Three ways to analyze your journal entries using data analysis
For the past year or so, I’ve been keeping a personal journal.
In this podcast episode, Derek Sivers explores the benefits that journalling has had for his life. Sivers views his journal as a powerful source of data, and he argues that analyzing this data can reveal empowering insights about your own mind.
I agree on both counts. My journal is a really important tool for emotional regulation, and it helps me every day. And it helps me feel like the emo kid I am at heart. But it’s also useful to analyze to reveal trends. The fact that I write my journal in plain text files (rather than in a physical book or, God forbid, a Word document) means that it’s really easy to analyze using standard data analysis software.
Here are three ways that I analyze my journal. These are just three methods that I’ve found useful so far. Unlike my dear sister Michelle, I am not a qualitative researcher, so there are probably many powerful methods for analyzing text that I don’t know about. There are also many new machine learning methods for analyzing text. I have chosen not to hand my journal over to large language models like ChatGPT, but others might find it useful to do so (in which case, see this code).
I haven’t provided code for these examples, because my journal is structured in an idiosyncratic way, and the code depends on how the journal is structured. But they’re all pretty trivial. I use R for the first and third example, and bash for the second example.
Simple keyword searches
In R (or any other language), it’s easy to do keyword searches. If you output the results as a Markdown-formatted text file, then you can also use Pandoc (which I call from within R using the system() command) to automate the process of building pretty PDFs. I’ve written R code that automates both processes. This way, I can automatically produce a report that simply lists the full text of all my journal entries that contain a specific keyword.
For example, if I use my code to perform a keyword search for “europe”, I get a 6-page PDF file that contains these 7 journal entries:

Word cloud
There’s an excellent command-line tool called wordcloud_cli, which can very easily generate word clouds for a given text file. If you create a word cloud of your journal, you can see what words are most common, which can give you some initial insight about what topics have been on your mind.
wordcloud_cli --text test_journal.txt --imagefile output.png --background "white" --color "blue" --width 800 --height 550 --min_font_size 6 --max_font_size 120 --margin 4
Here is the word cloud for my journal (with some spicy words removed, as I’m posting this on the internet!).

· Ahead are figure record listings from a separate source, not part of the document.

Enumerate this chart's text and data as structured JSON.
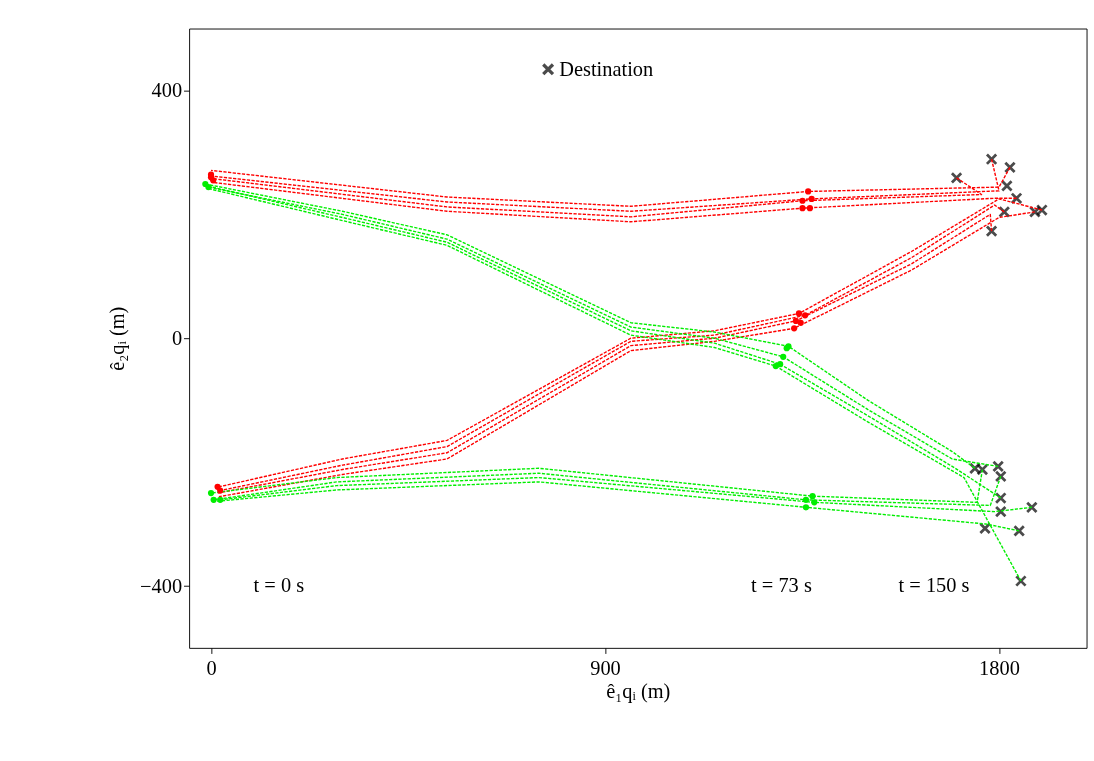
{
  "chart_data": {
    "type": "line",
    "xlabel": "ê₁qᵢ (m)",
    "ylabel": "ê₂qᵢ (m)",
    "xlim": [
      -50,
      2000
    ],
    "ylim": [
      -500,
      500
    ],
    "xticks": [
      0,
      900,
      1800
    ],
    "yticks": [
      -400,
      0,
      400
    ],
    "grid": false,
    "legend": "top",
    "line_style": "dashed",
    "annotations": [
      "t = 0 s",
      "t = 73 s",
      "t = 150 s"
    ],
    "series": [
      {
        "color": "#ff0000",
        "x": [
          0,
          539,
          959,
          1364,
          1800,
          1825
        ],
        "values": [
          271,
          228,
          213,
          237,
          244,
          276
        ]
      },
      {
        "color": "#ff0000",
        "x": [
          0,
          539,
          959,
          1372,
          1800,
          1783
        ],
        "values": [
          262,
          220,
          205,
          225,
          238,
          289
        ]
      },
      {
        "color": "#ff0000",
        "x": [
          0,
          539,
          959,
          1351,
          1760,
          1703
        ],
        "values": [
          258,
          212,
          196,
          222,
          232,
          259
        ]
      },
      {
        "color": "#ff0000",
        "x": [
          0,
          539,
          959,
          1351,
          1790,
          1840
        ],
        "values": [
          252,
          205,
          188,
          210,
          226,
          226
        ]
      },
      {
        "color": "#ff0000",
        "x": [
          18,
          300,
          539,
          959,
          1150,
          1343,
          1600,
          1800,
          1898
        ],
        "values": [
          -240,
          -195,
          -165,
          0,
          12,
          40,
          140,
          225,
          207
        ]
      },
      {
        "color": "#ff0000",
        "x": [
          21,
          300,
          539,
          959,
          1150,
          1357,
          1600,
          1790,
          1812
        ],
        "values": [
          -246,
          -205,
          -175,
          -5,
          5,
          37,
          130,
          215,
          204
        ]
      },
      {
        "color": "#ff0000",
        "x": [
          15,
          300,
          539,
          959,
          1150,
          1336,
          1600,
          1780,
          1783
        ],
        "values": [
          -250,
          -212,
          -185,
          -12,
          0,
          28,
          120,
          200,
          173
        ]
      },
      {
        "color": "#ff0000",
        "x": [
          18,
          300,
          539,
          959,
          1150,
          1332,
          1600,
          1800,
          1882
        ],
        "values": [
          -256,
          -220,
          -195,
          -20,
          -5,
          16,
          110,
          195,
          204
        ]
      },
      {
        "color": "#00ee00",
        "x": [
          -13,
          300,
          539,
          959,
          1150,
          1319,
          1500,
          1693,
          1745
        ],
        "values": [
          249,
          205,
          167,
          25,
          10,
          -13,
          -100,
          -183,
          -210
        ]
      },
      {
        "color": "#00ee00",
        "x": [
          -6,
          300,
          539,
          959,
          1150,
          1307,
          1500,
          1693,
          1798
        ],
        "values": [
          244,
          200,
          160,
          18,
          0,
          -30,
          -115,
          -195,
          -207
        ]
      },
      {
        "color": "#00ee00",
        "x": [
          -10,
          300,
          539,
          959,
          1150,
          1300,
          1500,
          1700,
          1804
        ],
        "values": [
          246,
          195,
          155,
          12,
          -8,
          -42,
          -125,
          -210,
          -258
        ]
      },
      {
        "color": "#00ee00",
        "x": [
          -8,
          300,
          539,
          959,
          1150,
          1290,
          1500,
          1720,
          1850
        ],
        "values": [
          242,
          190,
          150,
          5,
          -15,
          -45,
          -135,
          -225,
          -392
        ]
      },
      {
        "color": "#00ee00",
        "x": [
          0,
          287,
          749,
          1374,
          1750,
          1762
        ],
        "values": [
          -250,
          -225,
          -210,
          -255,
          -265,
          -212
        ]
      },
      {
        "color": "#00ee00",
        "x": [
          6,
          287,
          749,
          1359,
          1780,
          1804
        ],
        "values": [
          -261,
          -232,
          -218,
          -261,
          -270,
          -223
        ]
      },
      {
        "color": "#00ee00",
        "x": [
          21,
          287,
          749,
          1378,
          1790,
          1875
        ],
        "values": [
          -261,
          -238,
          -225,
          -265,
          -280,
          -273
        ]
      },
      {
        "color": "#00ee00",
        "x": [
          3,
          287,
          749,
          1359,
          1770,
          1846
        ],
        "values": [
          -264,
          -245,
          -232,
          -273,
          -300,
          -311
        ]
      },
      {
        "type": "scatter",
        "marker": "circle",
        "color": "#ff0000",
        "x": [
          0,
          0,
          5,
          15,
          21,
          1364,
          1372,
          1351,
          1351,
          1368,
          1343,
          1357,
          1336,
          1347,
          1332
        ],
        "values": [
          264,
          260,
          255,
          -240,
          -246,
          237,
          225,
          222,
          210,
          210,
          40,
          37,
          28,
          25,
          16
        ]
      },
      {
        "type": "scatter",
        "marker": "circle",
        "color": "#00ee00",
        "x": [
          -13,
          -6,
          0,
          6,
          21,
          1315,
          1307,
          1300,
          1290,
          1319,
          1374,
          1359,
          1378,
          1359
        ],
        "values": [
          249,
          244,
          -250,
          -261,
          -261,
          -16,
          -30,
          -42,
          -45,
          -13,
          -255,
          -261,
          -265,
          -273
        ]
      },
      {
        "type": "scatter",
        "marker": "cross",
        "name": "Destination",
        "color": "#000000",
        "x": [
          1703,
          1783,
          1825,
          1818,
          1840,
          1812,
          1783,
          1882,
          1898,
          1745,
          1762,
          1798,
          1804,
          1804,
          1804,
          1875,
          1768,
          1846,
          1850
        ],
        "values": [
          259,
          289,
          276,
          246,
          226,
          204,
          173,
          204,
          207,
          -210,
          -212,
          -207,
          -223,
          -258,
          -280,
          -273,
          -307,
          -311,
          -392
        ]
      }
    ]
  }
}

Sentiment/valence analysis
There are lots of tools where you input a passage of text and output a score that is supposed to capture the sentiment or mood of the author. There’s a great example of this idea applied to Twitter posts here. That’s just one example - there are many similar papers floating around the literature, and they involve a variety of different software tools or algorithms.
One such tool is VADER (Valence Aware Dictionary and sEntiment Reasoner), first published here and available from GitHub here. I chose VADER for this example because a) I like the name, b) it’s well-documented, and c) it has been ported to R here.
I used VADER in R to calculate a valence score (from -1/very unhappy, to +1/very happy) for each line in my journal. Then, I took a simple average across each day, giving me an estimated valence score for each day.

Alternatively, you can visualize this data as a series of colored bars, where the color represents the negative or positive intensity. This is the same technique as the iconic climate stripes. Sadly, this doesn’t look as good for my journal entries - there are lots of gaps, more data points, and there’s lots of variance from day to day. So it looks a bit ugly. You could address some of this by averaging over months rather than days, but my mood varies significantly from day to day, so I don’t think monthly averages would convey any useful information.

Either way, VADER hasn’t revealed the trends I was expecting. For example, there was a huge crash in my mood in mid-September 2025, but this does not show up on this graph. Perhaps a different method for sentiment or valence analysis would be more appropriate and would capture mood changes like that one.